Students and staff are set to protest outside Brighton’s City College tomorrow at plans to shed up to 50 jobs and close courses.
It comes as the two unions representing college staff, Unison and the University and College Union accuse principal Lynn Thackway and management of presiding over a “deepening financial crisis”.
The Brighton and Hove Independent today reports claims that suppliers – including examination boards – are owed hundreds of thousands of pounds.
Some local suppliers are reportedly refusing to do business with the college and at least one is believed to be threatening legal action to recover a debt of less than £200.
Dr Alison Kelly, UCU co-branch secretary, said: “We heard rumours – at least we hoped they were just rumours – that a senior manager had told finance staff to ‘borrow’ from staff pension contributions.

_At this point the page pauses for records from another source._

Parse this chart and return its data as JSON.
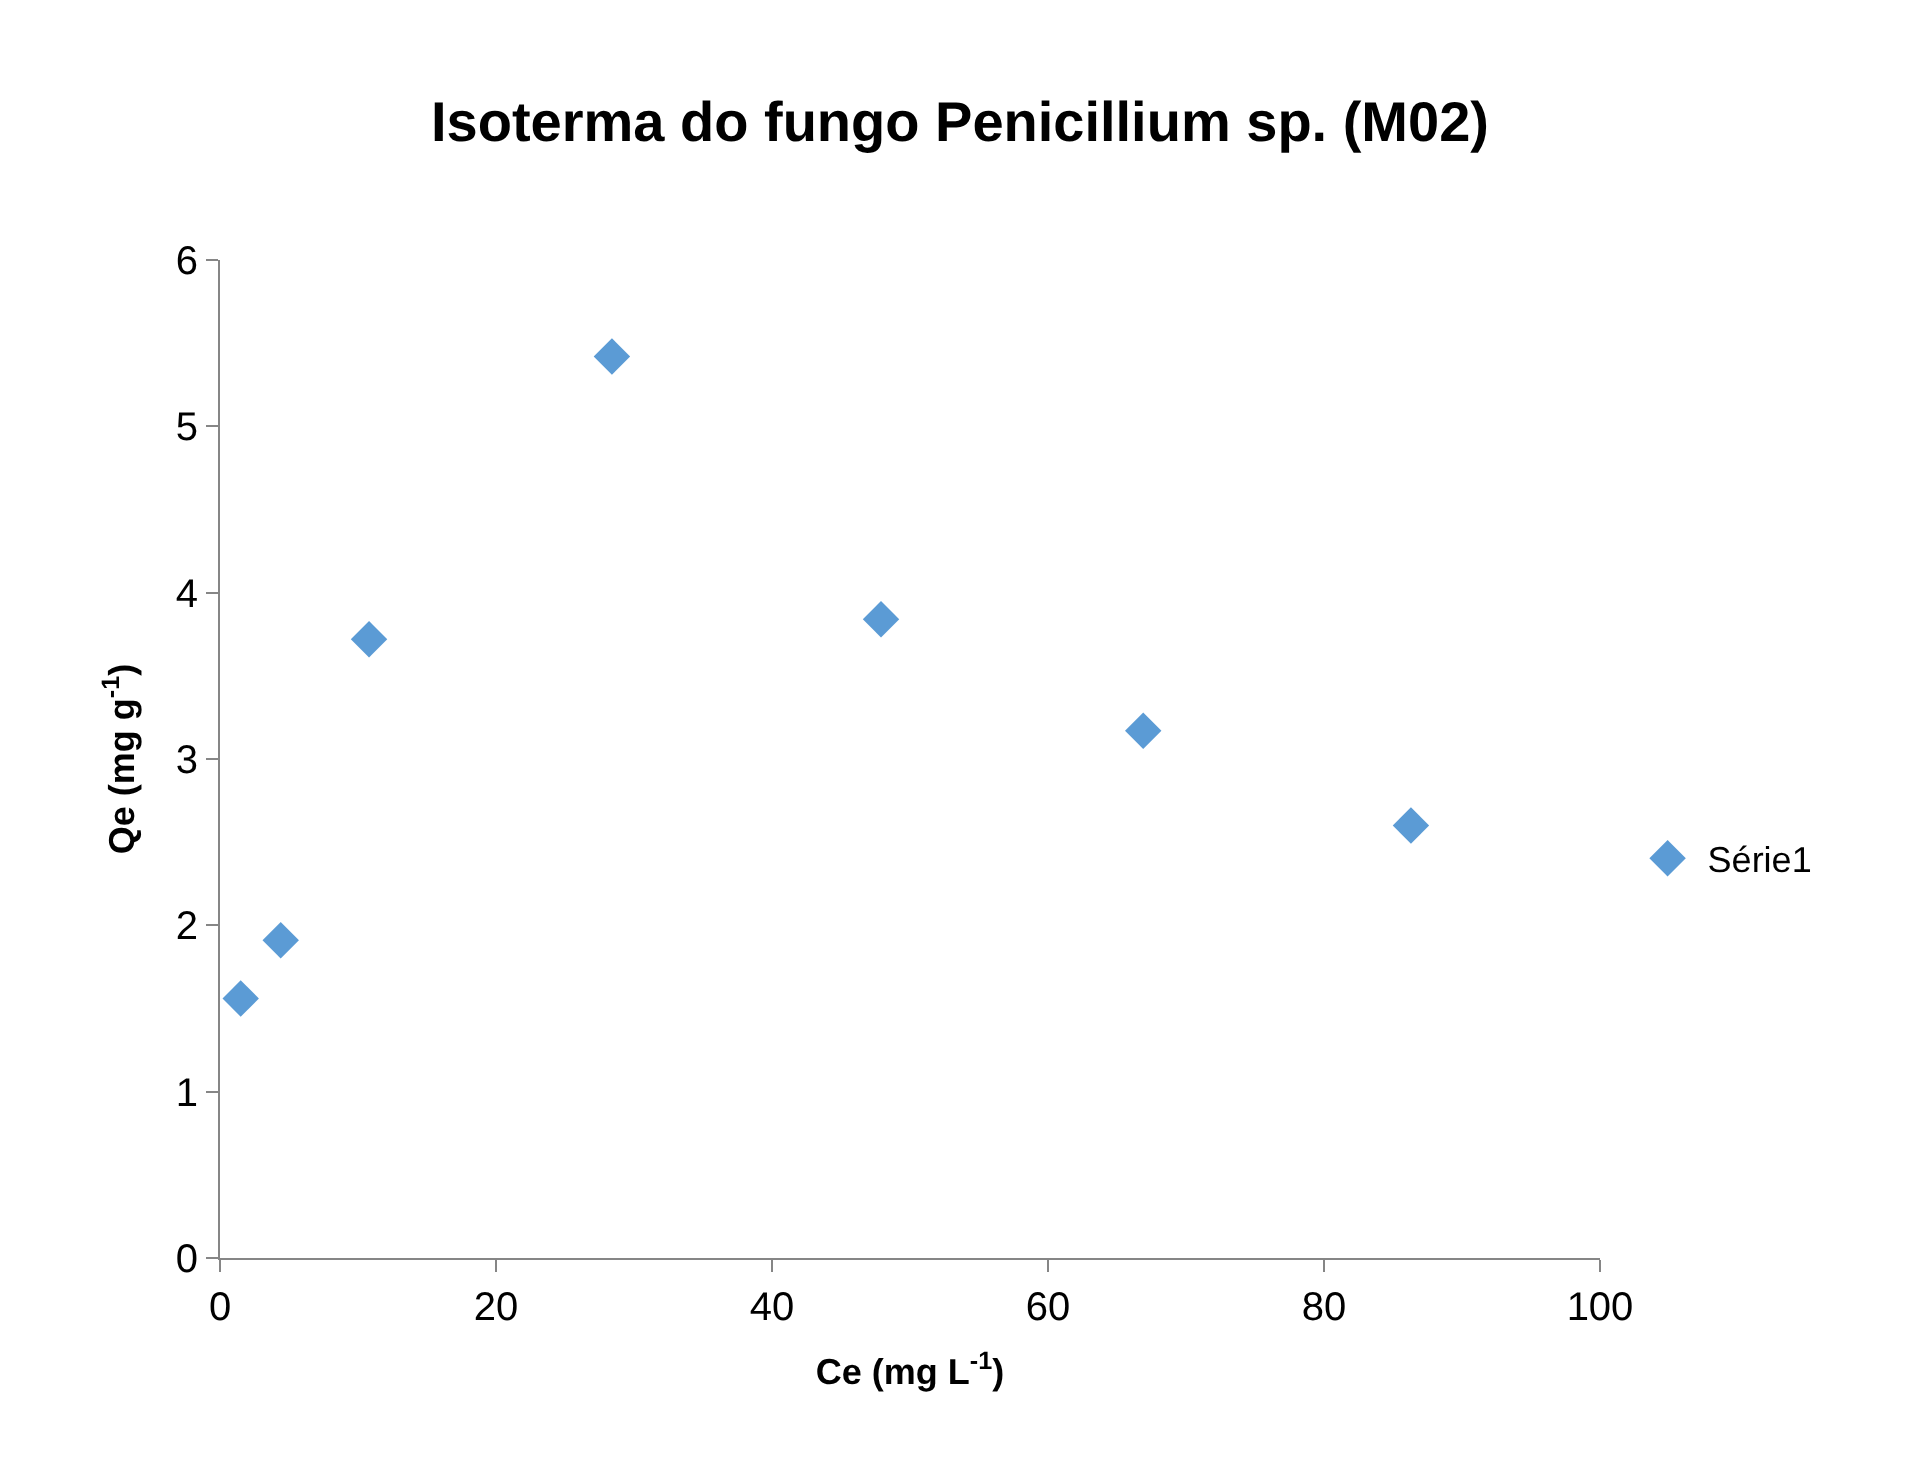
{
  "chart_data": {
    "type": "scatter",
    "title": "Isoterma do fungo Penicillium sp. (M02)",
    "xlabel": "Ce (mg L$^{-1}$)",
    "ylabel": "Qe (mg g$^{-1}$)",
    "series": [
      {
        "name": "Série1",
        "color": "#5b9bd5",
        "x": [
          1.5,
          4.4,
          10.8,
          28.4,
          47.9,
          66.9,
          86.3
        ],
        "values": [
          1.56,
          1.91,
          3.72,
          5.42,
          3.84,
          3.17,
          2.6
        ]
      }
    ],
    "xlim": [
      0,
      100
    ],
    "xticks": [
      0,
      20,
      40,
      60,
      80,
      100
    ],
    "ylim": [
      0,
      6
    ],
    "yticks": [
      0,
      1,
      2,
      3,
      4,
      5,
      6
    ],
    "legend": "right",
    "marker": "diamond"
  }
}
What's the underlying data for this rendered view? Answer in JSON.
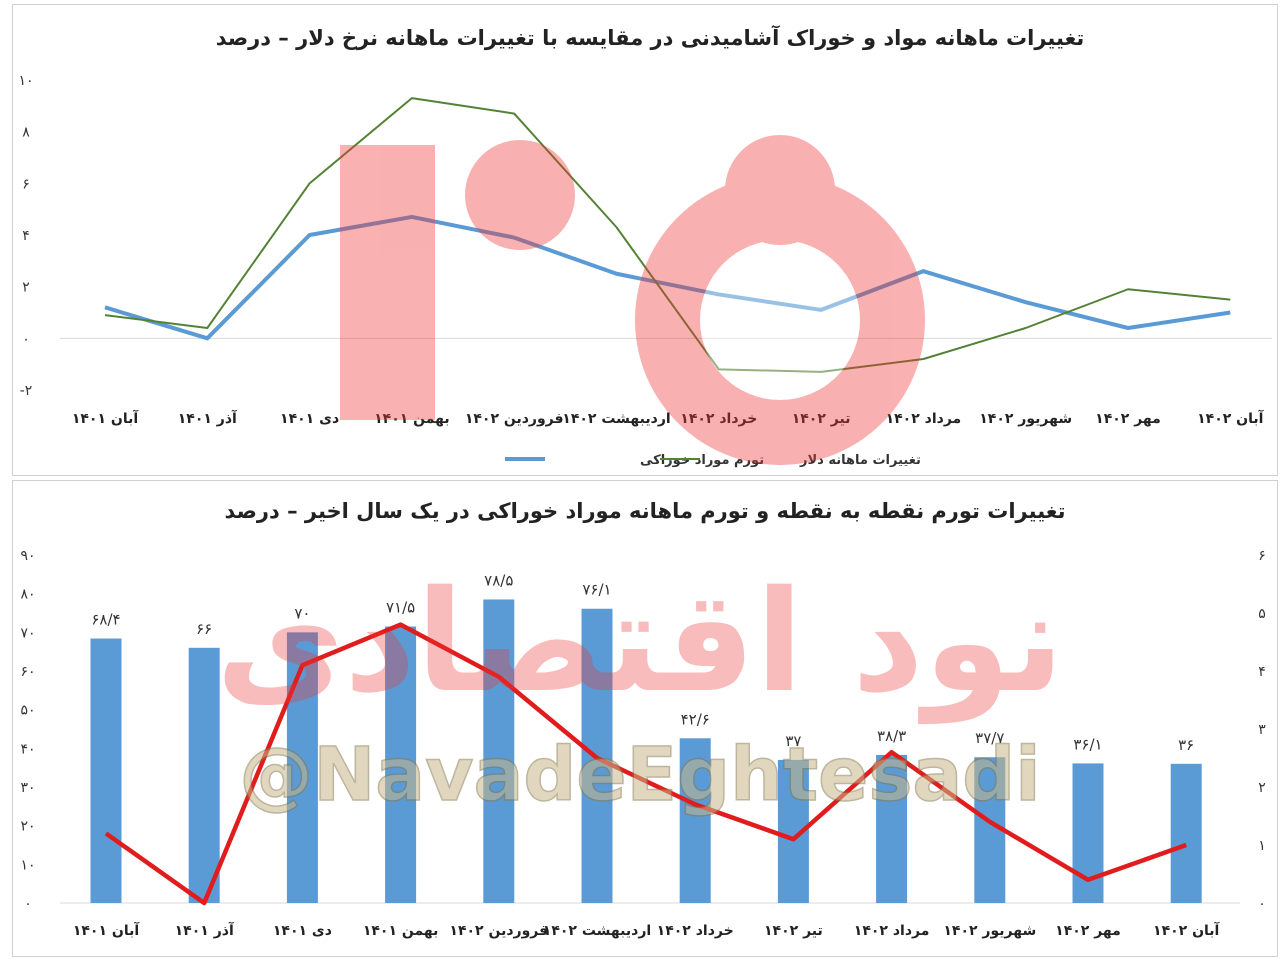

“Some of us contacted the Teachers’ Pension Scheme (TPS) this month and – to our horror – the TPS confirmed they had not received the latest pension contributions, and that because of that the college is being charged interest payments on the outstanding amounts.”
Mark Webb, a Unison representative, claimed: “Last week, we had cleaners, premises officers and laundry staff pulled out of the college by the agency that provides them because the college couldn’t or wouldn’t pay them the £23,000 owed.”
A totaly of 48 full-time roles are likely to be lost – half of them teaching staff and the rest from other services – subject to a 30-day consultation.
Many staff blame the current cuts on the college overstretching itself for an ambitious £79 million rebuilding scheme.
A Facebook page called Save City College Brighton, which has more than 500 likes, calls the rebuild “pointless”.
Principal Lynn Thackway told the Argus this week: “We are determined to ensure the college remains strong and serves the city and all of our current and future students.
“The restructure is not linked to our capital development plans. This is about realigning the staff costs at a time when funding is being cut or reduced with many of our costs rising.”
It’s not yet clear which courses are affected, but at least one is to fall victim to the cuts.
The college’s journalism course is to close at the end of the term. Media commentator and Kemp Town resident Roy Greenslade, who gives an annual talk to students there, reports one staff member as saying: “One of the most popular, successful and friendly NCTJ courses is going to the wall. It’s very sad.”